Current through Vol. 24-19, November 1, 2024
Section R. 299.9703 - Financial assurance for closure and postclosure care

Rule 703.

(1) The owner or operator of each facility shall establish financial assurance for closure of the facility by utilizing the options specified in R 299.9704 to R 299.9709. The owner or operator of each disposal facility shall establish financial assurance for postclosure care of the facility utilizing the options specified in R 299.9704 to R 299.9709. An owner or operator of a new facility shall submit these documents to the director or his or her designee not less than 60 days before the date on which hazardous waste is first received for treatment, storage, or disposal. An owner or operator shall submit all revisions and renewals of the documents to the director within 60 days of the revision or renewal.
(2) An owner or operator may satisfy the requirements of this rule by establishing more than 1 financial mechanism per facility. These mechanisms are limited to trust funds, surety bonds, letters of credit, certificates of deposit and time deposit accounts, and insurance. The mechanisms shall be as specified in this part, except that it is the combination of mechanisms, rather than the single mechanism, which shall provide financial assurance for an amount at least equal to the current closure and postclosure cost estimate. The director may use any or all of the mechanisms to provide for closure and postclosure care of the facility.

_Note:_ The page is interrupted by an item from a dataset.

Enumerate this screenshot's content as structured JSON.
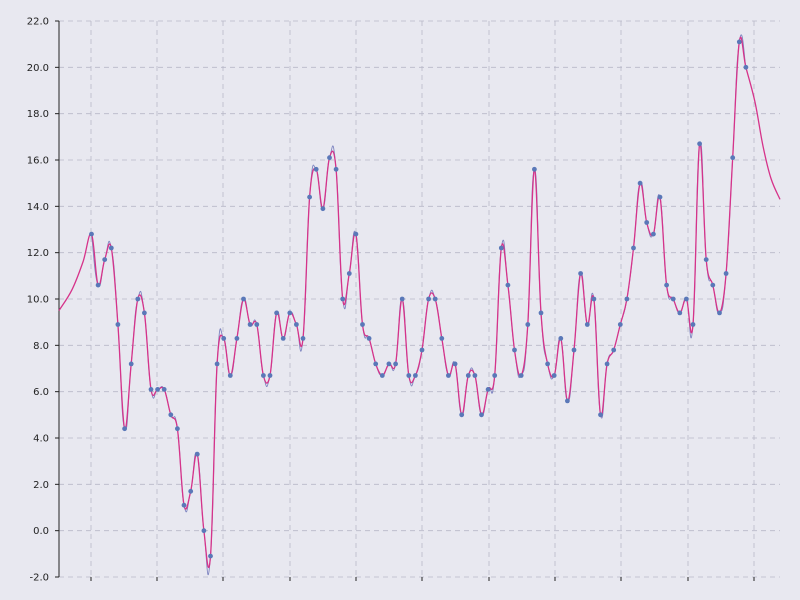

(3) An owner or operator may use a financial assurance mechanism specified in this part to meet the requirements of this rule for more than 1 facility. Evidence of financial assurance submitted to the director shall include a list showing, for each facility, the site identification number, name, address, and the amount of funds for closure and postclosure assured by the mechanism. If the facilities covered by the mechanism are in more than 1 EPA region, identical evidence of financial assurance shall be submitted to, and maintained with, the regional administrators of all such EPA regions. The amount of funds available through the mechanism shall be not less than the sum of funds that would be available if a separate mechanism had been established and maintained for each facility. In directing funds available through the mechanism for closure and postclosure care of any of the facilities covered by the mechanism, the director may direct only the amount of funds designated for that facility, unless the owner or operator agrees to the use of additional funds available under the mechanism.

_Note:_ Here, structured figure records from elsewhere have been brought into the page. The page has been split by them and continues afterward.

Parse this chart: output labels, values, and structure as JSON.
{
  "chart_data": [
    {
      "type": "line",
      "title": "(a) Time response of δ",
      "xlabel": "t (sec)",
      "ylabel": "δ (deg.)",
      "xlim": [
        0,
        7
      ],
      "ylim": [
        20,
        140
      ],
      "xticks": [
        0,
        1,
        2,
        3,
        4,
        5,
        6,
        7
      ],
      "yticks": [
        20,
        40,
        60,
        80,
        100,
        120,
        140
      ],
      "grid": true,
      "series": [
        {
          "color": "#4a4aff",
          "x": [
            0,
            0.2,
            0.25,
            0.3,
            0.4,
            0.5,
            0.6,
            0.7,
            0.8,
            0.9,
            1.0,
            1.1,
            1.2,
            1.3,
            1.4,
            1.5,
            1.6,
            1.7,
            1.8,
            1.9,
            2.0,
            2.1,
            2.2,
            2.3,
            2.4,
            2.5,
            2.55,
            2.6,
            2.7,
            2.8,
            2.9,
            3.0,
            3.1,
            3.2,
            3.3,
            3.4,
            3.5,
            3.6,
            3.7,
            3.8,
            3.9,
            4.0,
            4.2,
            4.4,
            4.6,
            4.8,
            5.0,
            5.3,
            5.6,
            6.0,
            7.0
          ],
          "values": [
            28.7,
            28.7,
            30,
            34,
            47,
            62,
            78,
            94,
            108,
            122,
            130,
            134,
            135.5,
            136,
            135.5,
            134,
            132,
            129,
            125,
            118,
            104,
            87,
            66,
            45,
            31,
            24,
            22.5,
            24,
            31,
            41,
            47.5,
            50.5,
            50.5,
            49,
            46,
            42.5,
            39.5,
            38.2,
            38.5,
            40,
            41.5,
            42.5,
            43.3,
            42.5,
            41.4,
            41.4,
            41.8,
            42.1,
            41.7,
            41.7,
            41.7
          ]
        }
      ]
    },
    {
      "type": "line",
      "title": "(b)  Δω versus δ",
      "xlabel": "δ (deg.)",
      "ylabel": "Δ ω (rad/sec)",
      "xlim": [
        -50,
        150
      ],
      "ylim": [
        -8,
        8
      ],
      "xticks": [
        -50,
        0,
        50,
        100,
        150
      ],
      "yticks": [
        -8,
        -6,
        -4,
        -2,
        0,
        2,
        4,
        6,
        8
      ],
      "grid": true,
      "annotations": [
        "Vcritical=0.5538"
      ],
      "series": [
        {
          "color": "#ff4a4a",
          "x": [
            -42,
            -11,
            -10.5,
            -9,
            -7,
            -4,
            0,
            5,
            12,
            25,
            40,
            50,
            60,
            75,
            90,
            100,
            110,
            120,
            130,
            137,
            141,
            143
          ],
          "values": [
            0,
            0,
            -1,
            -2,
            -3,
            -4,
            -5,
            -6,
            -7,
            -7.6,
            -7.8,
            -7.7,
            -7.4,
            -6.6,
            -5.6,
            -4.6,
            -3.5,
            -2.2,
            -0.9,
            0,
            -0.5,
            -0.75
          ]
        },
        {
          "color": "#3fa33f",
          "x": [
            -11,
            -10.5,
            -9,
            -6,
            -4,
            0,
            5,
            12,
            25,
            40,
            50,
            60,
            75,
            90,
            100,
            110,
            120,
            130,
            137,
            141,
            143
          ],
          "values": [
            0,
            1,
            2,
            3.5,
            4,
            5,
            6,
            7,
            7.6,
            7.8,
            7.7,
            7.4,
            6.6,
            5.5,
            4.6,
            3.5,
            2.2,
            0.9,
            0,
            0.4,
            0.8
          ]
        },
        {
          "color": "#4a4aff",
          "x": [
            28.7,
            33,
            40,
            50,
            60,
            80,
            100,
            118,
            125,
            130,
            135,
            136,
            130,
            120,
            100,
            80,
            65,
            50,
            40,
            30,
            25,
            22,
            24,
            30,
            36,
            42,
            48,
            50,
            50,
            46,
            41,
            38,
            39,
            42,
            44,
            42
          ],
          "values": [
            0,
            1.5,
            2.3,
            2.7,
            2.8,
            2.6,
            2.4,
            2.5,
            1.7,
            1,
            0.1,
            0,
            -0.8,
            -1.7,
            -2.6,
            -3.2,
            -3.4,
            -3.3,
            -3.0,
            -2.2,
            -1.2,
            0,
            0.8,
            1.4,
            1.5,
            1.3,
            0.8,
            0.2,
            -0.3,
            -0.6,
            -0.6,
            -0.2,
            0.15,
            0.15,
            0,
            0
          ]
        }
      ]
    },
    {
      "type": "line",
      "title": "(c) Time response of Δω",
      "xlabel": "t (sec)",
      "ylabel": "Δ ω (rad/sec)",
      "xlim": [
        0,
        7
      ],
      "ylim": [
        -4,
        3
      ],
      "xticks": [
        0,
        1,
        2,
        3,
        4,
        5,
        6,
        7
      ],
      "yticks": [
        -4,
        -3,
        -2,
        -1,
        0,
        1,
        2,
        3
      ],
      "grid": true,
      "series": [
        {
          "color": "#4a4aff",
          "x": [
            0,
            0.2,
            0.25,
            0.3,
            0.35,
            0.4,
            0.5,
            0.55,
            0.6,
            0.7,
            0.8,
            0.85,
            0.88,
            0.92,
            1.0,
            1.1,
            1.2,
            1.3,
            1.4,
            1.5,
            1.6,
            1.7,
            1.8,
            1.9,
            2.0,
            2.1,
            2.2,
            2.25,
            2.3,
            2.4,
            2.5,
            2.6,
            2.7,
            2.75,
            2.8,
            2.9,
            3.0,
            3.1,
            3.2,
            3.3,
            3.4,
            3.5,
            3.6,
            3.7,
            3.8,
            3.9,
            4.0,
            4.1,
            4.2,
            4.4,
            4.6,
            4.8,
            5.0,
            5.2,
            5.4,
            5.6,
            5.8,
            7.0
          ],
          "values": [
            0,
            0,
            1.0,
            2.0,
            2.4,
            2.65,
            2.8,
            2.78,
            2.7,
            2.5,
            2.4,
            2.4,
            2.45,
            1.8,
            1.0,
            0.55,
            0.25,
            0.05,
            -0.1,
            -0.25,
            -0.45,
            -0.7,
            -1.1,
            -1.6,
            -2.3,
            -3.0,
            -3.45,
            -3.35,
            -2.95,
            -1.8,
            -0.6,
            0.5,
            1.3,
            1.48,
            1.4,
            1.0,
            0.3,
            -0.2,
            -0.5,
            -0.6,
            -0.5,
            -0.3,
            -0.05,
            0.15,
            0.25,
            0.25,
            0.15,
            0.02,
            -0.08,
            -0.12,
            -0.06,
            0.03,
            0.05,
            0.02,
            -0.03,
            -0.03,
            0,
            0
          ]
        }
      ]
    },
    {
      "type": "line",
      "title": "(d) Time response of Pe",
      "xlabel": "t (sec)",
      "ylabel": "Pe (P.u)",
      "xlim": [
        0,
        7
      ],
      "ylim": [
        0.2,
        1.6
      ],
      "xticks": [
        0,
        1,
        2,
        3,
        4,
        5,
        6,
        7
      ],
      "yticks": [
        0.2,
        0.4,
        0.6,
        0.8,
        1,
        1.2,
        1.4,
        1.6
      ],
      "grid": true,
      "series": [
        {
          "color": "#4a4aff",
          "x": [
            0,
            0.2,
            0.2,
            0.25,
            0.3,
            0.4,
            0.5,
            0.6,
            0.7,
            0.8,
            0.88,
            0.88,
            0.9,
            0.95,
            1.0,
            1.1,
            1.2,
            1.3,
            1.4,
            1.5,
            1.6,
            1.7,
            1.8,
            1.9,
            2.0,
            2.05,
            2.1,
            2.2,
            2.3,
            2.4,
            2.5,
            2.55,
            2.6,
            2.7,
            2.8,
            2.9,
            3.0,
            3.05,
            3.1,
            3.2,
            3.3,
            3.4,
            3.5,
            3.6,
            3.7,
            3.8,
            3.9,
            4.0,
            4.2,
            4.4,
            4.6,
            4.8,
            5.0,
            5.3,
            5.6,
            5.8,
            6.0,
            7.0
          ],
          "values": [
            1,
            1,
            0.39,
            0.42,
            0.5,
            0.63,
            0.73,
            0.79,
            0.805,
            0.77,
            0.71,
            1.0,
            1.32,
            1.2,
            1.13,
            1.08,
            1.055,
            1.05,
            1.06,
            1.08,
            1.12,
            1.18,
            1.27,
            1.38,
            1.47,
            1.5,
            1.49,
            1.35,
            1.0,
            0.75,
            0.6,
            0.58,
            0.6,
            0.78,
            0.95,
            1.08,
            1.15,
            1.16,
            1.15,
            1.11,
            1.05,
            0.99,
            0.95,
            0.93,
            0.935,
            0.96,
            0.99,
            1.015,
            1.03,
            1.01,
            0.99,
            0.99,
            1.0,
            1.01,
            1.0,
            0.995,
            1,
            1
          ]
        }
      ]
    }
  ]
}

(4) An owner or operator may satisfy the requirements for financial assurance for both closure and postclosure care for one or more facilities by using a trust fund, surety bond, letter of credit, certificate of deposit and time deposit account, or insurance that meets the requirements of this part for both closure and postclosure care. The amount of funds available through the mechanism shall not be less than the sum of funds that would be available if a separate mechanism had been established and maintained for financial assurance of closure and of postclosure care.
(5) Within 60 days after receiving certifications from the owner or operator and an independent registered professional engineer that closure has been accomplished in accordance with the closure plan, or that the postclosure care period has been completed for a hazardous waste disposal unit in accordance with the approved postclosure plan, the director shall notify the owner or operator, in writing, that he or she is no longer required by this section to maintain financial assurance for closure of the particular facility or postclosure care of the particular unit, unless the director has reason to believe that closure or postclosure care has not been in accordance with the approved plan. The director shall provide the owner or operator with a detailed written statement of any such reason to believe that closure or postclosure care has not been in accordance with the approved plan.

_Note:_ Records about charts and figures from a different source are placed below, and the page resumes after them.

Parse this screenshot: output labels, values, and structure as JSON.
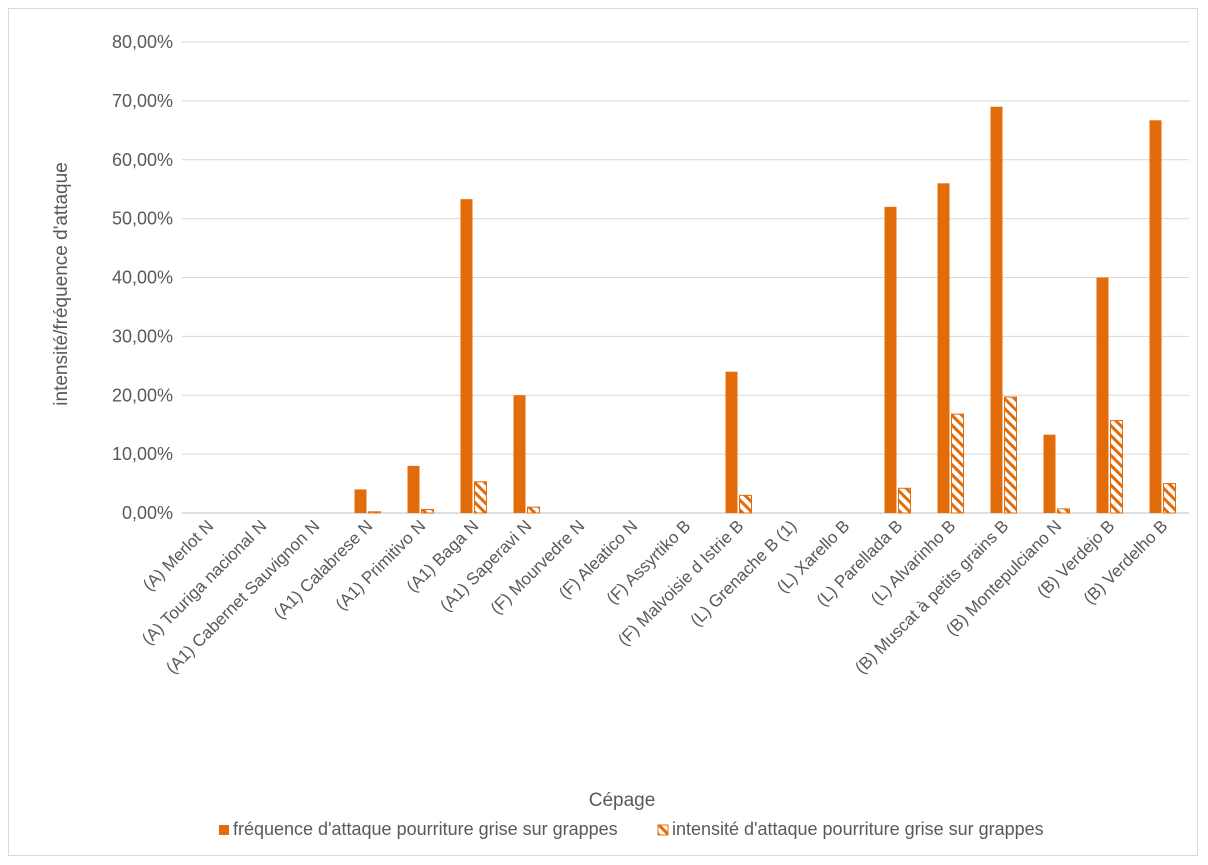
{
  "chart_data": {
    "type": "bar",
    "title": "",
    "xlabel": "Cépage",
    "ylabel": "intensité/fréquence d'attaque",
    "ylim": [
      0,
      0.8
    ],
    "y_ticks": [
      "0,00%",
      "10,00%",
      "20,00%",
      "30,00%",
      "40,00%",
      "50,00%",
      "60,00%",
      "70,00%",
      "80,00%"
    ],
    "grid": true,
    "legend_position": "bottom",
    "categories": [
      "(A) Merlot N",
      "(A) Touriga nacional N",
      "(A1) Cabernet Sauvignon N",
      "(A1) Calabrese N",
      "(A1) Primitivo N",
      "(A1) Baga N",
      "(A1) Saperavi N",
      "(F) Mourvedre N",
      "(F) Aleatico N",
      "(F) Assyrtiko B",
      "(F) Malvoisie d Istrie B",
      "(L) Grenache B (1)",
      "(L) Xarello B",
      "(L) Parellada B",
      "(L) Alvarinho B",
      "(B) Muscat à petits grains B",
      "(B) Montepulciano N",
      "(B) Verdejo B",
      "(B) Verdelho B"
    ],
    "series": [
      {
        "name": "fréquence d'attaque pourriture grise sur grappes",
        "color": "#E36C0A",
        "style": "solid",
        "values": [
          0,
          0,
          0,
          0.04,
          0.08,
          0.533,
          0.2,
          0,
          0,
          0,
          0.24,
          0,
          0,
          0.52,
          0.56,
          0.69,
          0.133,
          0.4,
          0.667
        ]
      },
      {
        "name": "intensité d'attaque pourriture grise sur grappes",
        "color": "#E36C0A",
        "style": "hatched",
        "values": [
          0,
          0,
          0,
          0.002,
          0.006,
          0.053,
          0.01,
          0,
          0,
          0,
          0.03,
          0,
          0,
          0.042,
          0.168,
          0.197,
          0.007,
          0.157,
          0.05
        ]
      }
    ]
  }
}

(6) An owner or operator shall notify the director, by certified mail, of the commencement of a voluntary or involuntary proceeding under the bankruptcy provisions of Public Law 95-598, 11 U.S.C. §§1 to 151302, naming the owner or operator as debtor, within 10 days after commencement of the proceeding.
(7) An owner or operator who fulfills the requirements of this rule by obtaining a trust fund, surety bond, letter of credit, certificate of deposit or time deposit account, or insurance policy shall be deemed to be without the required financial assurance or liability coverage in the event of bankruptcy of the trustee or issuing institution, a suspension or revocation of the authority of the trustee institution to act as trustee, or a suspension or revocation of the authority of the institution issuing the surety bond, letter of credit, certificate of deposit or time deposit account, or insurance policy to issue such instruments. The owner or operator shall establish other financial assurance or liability coverage within 60 days after such an event.
(8) The director may replace all or part of the requirements of this rule with alternative requirements for financial assurance if the director does all of the following:
(a) Prescribes alternative requirements for the hazardous waste management unit under 40 C.F.R. §§264.90(f) or 264.110(c), or both, or 265.90(f) or 265.110(d), or both.
(b) Determines that it is not necessary to apply the requirements of this rule because the alternative financial assurance requirements will protect human health and the environment.
(c) Specifies the alternative financial assurance requirements in an operating license or enforceable document.
(9) The provisions of 40 C.F.R. §§264.90(f), 264.110(c), 265.90(f), and 265.110(d) are adopted by reference in R 299.11003.